By Jeffrey Zimmet, MD, PhD
Associate Professor of Medicine, University of California, San Francisco; Director, Cardiac Catheterization Laboratory, San Francisco VA Medical Center
Dr. Zimmet reports no financial relationships relevant to this field of study.
SYNOPSIS: In a small randomized trial of patients with cardiogenic shock secondary to acute myocardial infarction, the Impella heart pump failed to improve mortality compared with intra-aortic balloon counterpulsation.
SOURCE: Ouweneel DM, Eriksen E, Sjauw KD, et al. Percutaneous mechanical circulatory support versus intra-aortic balloon pump in cardiogenic shock after acute myocardial infarction. J Am Coll Cardiol 2017;69:278-287.
Despite major advances in coronary revascularization techniques and medical therapy, mortality rates for cardiogenic shock complicating acute myocardial infarction have not changed substantially over more than a decade. Indeed, 30-day mortality in the original SHOCK trial (published in 1999) averaged approximately 50%, and this remains a fairly accurate estimate today. The failure of intra-aortic balloon counterpulsation to change mortality in the 2012 IABP-SHOCK II trial has led to increased interest in potentially more effective mechanical support devices.
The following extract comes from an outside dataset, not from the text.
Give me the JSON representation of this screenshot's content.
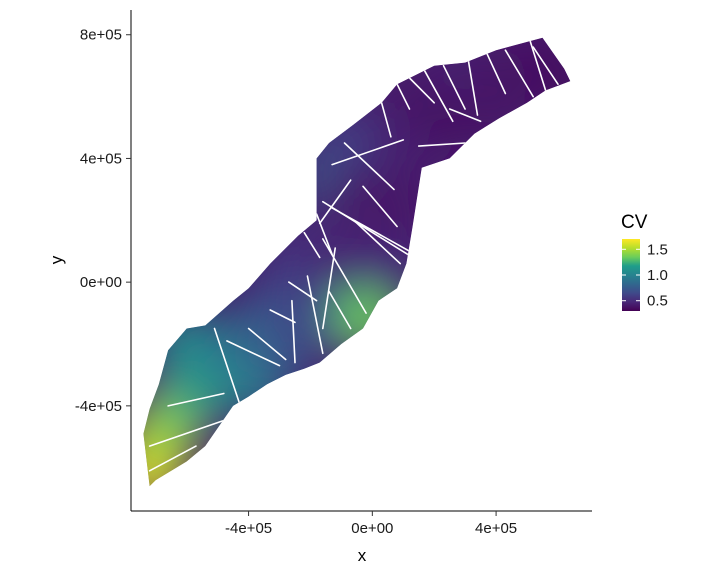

The Impella device is a minimally invasive ventricular support device that sits across the aortic valve, resting in the left ventricle and providing positive forward flow. The currently available Impella CP has a maximum output of 3.7 L/minute, and in most cases can be inserted from the femoral arterial approach. Prior trials have demonstrated that the Impella can be implanted safely in cardiogenic shock patients and that it gives significantly greater levels of hemodynamic support compared with the intra-aortic balloon pump (IABP). Earlier trials primarily were conducted using the less-powerful Impella 2.5 system and did not target mortality as an outcome measure.
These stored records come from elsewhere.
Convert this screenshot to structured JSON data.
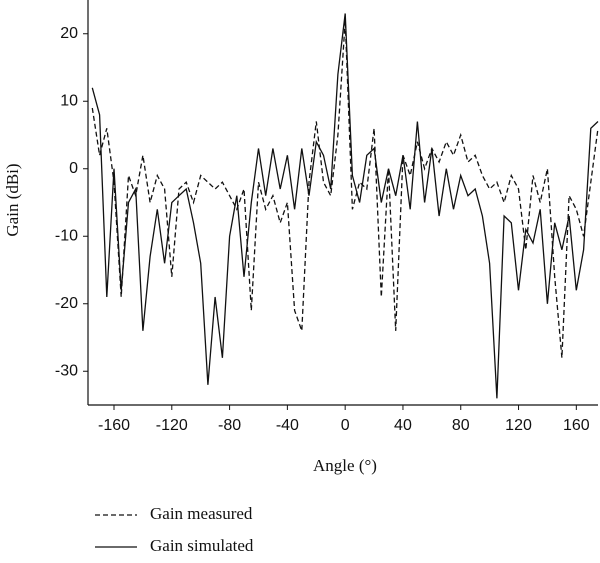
{
  "chart_data": {
    "type": "line",
    "x_label": "Angle (°)",
    "y_label": "Gain (dBi)",
    "x": [
      -175,
      -170,
      -165,
      -160,
      -155,
      -150,
      -145,
      -140,
      -135,
      -130,
      -125,
      -120,
      -115,
      -110,
      -105,
      -100,
      -95,
      -90,
      -85,
      -80,
      -75,
      -70,
      -65,
      -60,
      -55,
      -50,
      -45,
      -40,
      -35,
      -30,
      -25,
      -20,
      -15,
      -10,
      -5,
      0,
      5,
      10,
      15,
      20,
      25,
      30,
      35,
      40,
      45,
      50,
      55,
      60,
      65,
      70,
      75,
      80,
      85,
      90,
      95,
      100,
      105,
      110,
      115,
      120,
      125,
      130,
      135,
      140,
      145,
      150,
      155,
      160,
      165,
      170,
      175
    ],
    "series": [
      {
        "name": "Gain measured",
        "color": "#111111",
        "line_style": "dashed",
        "values": [
          9,
          2,
          6,
          -2,
          -19,
          -1,
          -4,
          2,
          -5,
          -1,
          -3,
          -16,
          -3,
          -2,
          -5,
          -1,
          -2,
          -3,
          -2,
          -4,
          -6,
          -3,
          -21,
          -2,
          -6,
          -4,
          -8,
          -5,
          -21,
          -24,
          -2,
          7,
          -2,
          -4,
          5,
          22,
          -6,
          -2,
          -3,
          6,
          -19,
          0,
          -24,
          2,
          -1,
          4,
          0,
          3,
          1,
          4,
          2,
          5,
          1,
          2,
          -1,
          -3,
          -2,
          -5,
          -1,
          -3,
          -12,
          -1,
          -5,
          0,
          -16,
          -28,
          -4,
          -6,
          -10,
          -2,
          6
        ]
      },
      {
        "name": "Gain simulated",
        "color": "#111111",
        "line_style": "solid",
        "values": [
          12,
          8,
          -19,
          0,
          -18,
          -5,
          -3,
          -24,
          -13,
          -6,
          -14,
          -5,
          -4,
          -3,
          -8,
          -14,
          -32,
          -19,
          -28,
          -10,
          -4,
          -16,
          -5,
          3,
          -4,
          3,
          -3,
          2,
          -6,
          3,
          -4,
          4,
          2,
          -3,
          14,
          23,
          -1,
          -5,
          2,
          3,
          -5,
          0,
          -4,
          2,
          -6,
          7,
          -5,
          3,
          -7,
          0,
          -6,
          -1,
          -4,
          -3,
          -7,
          -14,
          -34,
          -7,
          -8,
          -18,
          -9,
          -11,
          -6,
          -20,
          -8,
          -12,
          -7,
          -18,
          -12,
          6,
          7
        ]
      }
    ],
    "xlim": [
      -178,
      175
    ],
    "ylim": [
      -35,
      25
    ],
    "xticks": [
      -160,
      -120,
      -80,
      -40,
      0,
      40,
      80,
      120,
      160
    ],
    "yticks": [
      20,
      10,
      0,
      -10,
      -20,
      -30
    ],
    "grid": false,
    "legend": "below"
  }
}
The IMPella versus IABP Reduces mortality in STEMI patients treated with primary PCI in Severe cardiogenic SHOCK (IMPRESS) trial randomized patients with severe cardiogenic shock due to ST-segment elevation myocardial infarction to treatment with either IABP or the Impella CP device. This was a modest-sized trial and was intended to be enriched for very sick patients. To that end, only mechanically ventilated patients were included. Among the 48 patients included in the trial, 44 (92%) had suffered cardiac arrest before randomization. All patients received pressor medications, 31% received renal replacement therapy, and 75% were treated with therapeutic hypothermia.
Twenty-four patients were randomized to each group. The infarct-related artery was the left anterior descending (LAD) in 65% of patients, and 98% were revascularized successfully by percutaneous coronary intervention with stenting. The majority of patients received the assigned mchanical support. At 30 days, mortality was not significantly different between the two groups: 50% with IABP, and 46% in the Impella group (hazard ratio, 0.96; 95% confidence interval, 0.42-2.18; P = 0.92). Mortality at six months was 50% in each group.
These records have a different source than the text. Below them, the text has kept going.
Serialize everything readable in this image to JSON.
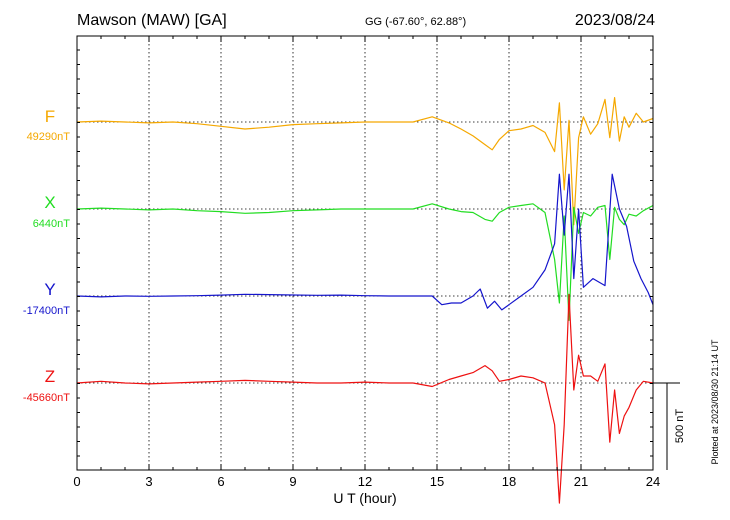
{
  "header": {
    "title": "Mawson (MAW)  [GA]",
    "coords": "GG (-67.60°,  62.88°)",
    "date": "2023/08/24"
  },
  "footer": {
    "plotted": "Plotted at 2023/08/30 21:14 UT"
  },
  "chart_data": {
    "type": "line",
    "title": "Mawson (MAW)  [GA]",
    "xlabel": "U T (hour)",
    "xlim": [
      0,
      24
    ],
    "xticks": [
      0,
      3,
      6,
      9,
      12,
      15,
      18,
      21,
      24
    ],
    "grid": true,
    "scale_bar": {
      "label": "500 nT",
      "value": 500
    },
    "series": [
      {
        "name": "F",
        "baseline_label": "49290nT",
        "baseline": 49290,
        "color": "#f5a800",
        "x": [
          0,
          1,
          2,
          3,
          4,
          5,
          6,
          7,
          8,
          9,
          10,
          11,
          12,
          13,
          14,
          14.8,
          15.5,
          16,
          16.5,
          17,
          17.3,
          17.6,
          18,
          18.5,
          19,
          19.5,
          19.9,
          20.1,
          20.3,
          20.5,
          20.7,
          20.9,
          21.1,
          21.4,
          21.7,
          22,
          22.2,
          22.4,
          22.6,
          22.8,
          23,
          23.3,
          23.6,
          24
        ],
        "y": [
          49290,
          49295,
          49290,
          49285,
          49290,
          49280,
          49265,
          49250,
          49260,
          49275,
          49280,
          49285,
          49290,
          49290,
          49290,
          49320,
          49285,
          49250,
          49210,
          49160,
          49130,
          49190,
          49240,
          49250,
          49270,
          49230,
          49120,
          49400,
          48900,
          49300,
          48700,
          49200,
          49320,
          49220,
          49280,
          49420,
          49200,
          49430,
          49180,
          49320,
          49260,
          49340,
          49290,
          49310
        ]
      },
      {
        "name": "X",
        "baseline_label": "6440nT",
        "baseline": 6440,
        "color": "#22dd22",
        "x": [
          0,
          1,
          2,
          3,
          4,
          5,
          6,
          7,
          8,
          9,
          10,
          11,
          12,
          13,
          14,
          14.8,
          15.5,
          16,
          16.5,
          17,
          17.3,
          17.6,
          18,
          18.5,
          19,
          19.5,
          19.9,
          20.1,
          20.3,
          20.5,
          20.7,
          20.9,
          21.1,
          21.4,
          21.7,
          22,
          22.2,
          22.4,
          22.6,
          22.8,
          23,
          23.3,
          23.6,
          24
        ],
        "y": [
          6440,
          6445,
          6440,
          6435,
          6440,
          6430,
          6425,
          6415,
          6420,
          6430,
          6435,
          6440,
          6440,
          6440,
          6440,
          6470,
          6440,
          6425,
          6420,
          6380,
          6370,
          6420,
          6450,
          6460,
          6470,
          6420,
          6150,
          5900,
          6400,
          5800,
          6450,
          6300,
          6420,
          6400,
          6450,
          6460,
          6150,
          6450,
          6380,
          6350,
          6410,
          6400,
          6430,
          6460
        ]
      },
      {
        "name": "Y",
        "baseline_label": "-17400nT",
        "baseline": -17400,
        "color": "#1515cc",
        "x": [
          0,
          1,
          2,
          3,
          4,
          5,
          6,
          7,
          8,
          9,
          10,
          11,
          12,
          13,
          14,
          14.8,
          15.2,
          15.6,
          16,
          16.5,
          16.8,
          17.1,
          17.4,
          17.7,
          18,
          18.5,
          19,
          19.5,
          19.9,
          20.1,
          20.3,
          20.5,
          20.7,
          20.9,
          21.1,
          21.5,
          22,
          22.3,
          22.6,
          22.9,
          23.2,
          23.5,
          23.8,
          24
        ],
        "y": [
          -17400,
          -17405,
          -17400,
          -17402,
          -17400,
          -17398,
          -17395,
          -17390,
          -17392,
          -17394,
          -17396,
          -17395,
          -17398,
          -17400,
          -17400,
          -17400,
          -17450,
          -17440,
          -17440,
          -17400,
          -17360,
          -17470,
          -17430,
          -17480,
          -17450,
          -17400,
          -17350,
          -17250,
          -17100,
          -16700,
          -17050,
          -16700,
          -17300,
          -16900,
          -17350,
          -17300,
          -17340,
          -16700,
          -16900,
          -17000,
          -17200,
          -17300,
          -17380,
          -17450
        ]
      },
      {
        "name": "Z",
        "baseline_label": "-45660nT",
        "baseline": -45660,
        "color": "#ee1111",
        "x": [
          0,
          1,
          2,
          3,
          4,
          5,
          6,
          7,
          8,
          9,
          10,
          11,
          12,
          13,
          14,
          14.8,
          15.5,
          16,
          16.5,
          17,
          17.3,
          17.6,
          18,
          18.5,
          19,
          19.5,
          19.9,
          20.1,
          20.3,
          20.5,
          20.7,
          20.9,
          21.1,
          21.4,
          21.7,
          22,
          22.2,
          22.4,
          22.6,
          22.8,
          23,
          23.3,
          23.6,
          24
        ],
        "y": [
          -45660,
          -45650,
          -45660,
          -45665,
          -45660,
          -45655,
          -45650,
          -45645,
          -45650,
          -45655,
          -45660,
          -45660,
          -45655,
          -45660,
          -45660,
          -45680,
          -45640,
          -45620,
          -45600,
          -45560,
          -45590,
          -45650,
          -45640,
          -45620,
          -45630,
          -45660,
          -45900,
          -46350,
          -45900,
          -45150,
          -45700,
          -45500,
          -45620,
          -45620,
          -45650,
          -45550,
          -46000,
          -45700,
          -45950,
          -45850,
          -45800,
          -45700,
          -45650,
          -45660
        ]
      }
    ]
  }
}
The authors termed this an “explorative” randomized trial and concluded that routine use of mechanical circulatory support in patients with severe cardiogenic shock did not improve survival, compared with IABP.
“Explorative” is an interesting choice of words to use in a paper’s conclusion, and it is worthwhile for a moment to delve into what this means. First, this was a small trial, with only 24 patients per group. To select a group with high mortality, and to increase the odds that the intervention would be able to significantly change outcomes, the investigators selected only patients who were intubated, and included primarily patients who had been resuscitated from cardiac arrest. The power calculation assumed a baseline 30-day mortality of 95% in the IABP group, which, of course, turned out to be unrealistic. However, the predictable result was the selection of a significant number of patients who had no genuine opportunity to be salvaged. Indeed, the cause of death in nearly half of patients was listed as anoxic brain injury, while only 29% died due to refractory cardiogenic shock or multi-organ failure. Although inclusion of such post-resuscitation, brain-damaged patients “resembles a real-life cohort,” in the words of the authors, it does not provide much of an opportunity to demonstrate a survival advantage from a mechanical support device.
This trial highlights some disadvantages of using the Impella device. For example, bleeding was more frequent with the Impella (33% of patients) compared with IABP, and this is logical given the relatively large vascular access required (14F) and the need for continued heparin anticoagulation while the device is in place. Hemolysis was noted in 8%, which is comparable to prior reports of the device. The issue of cost is not discussed, but at more than $25,000 per catheter, it cannot be ignored, especially in the absence of a positive outcome.
So what are we to learn from these new data? Cardiogenic shock remains a major scourge, with high mortality and few proven therapies beyond percutaneous revascularization. Although mechanical circulatory support with devices like the Impella holds intuitive appeal for treatment of these patients, for now we are left without supporting data. Ultimately, larger trials with more careful patient selection will be needed to answer this question with any certainty.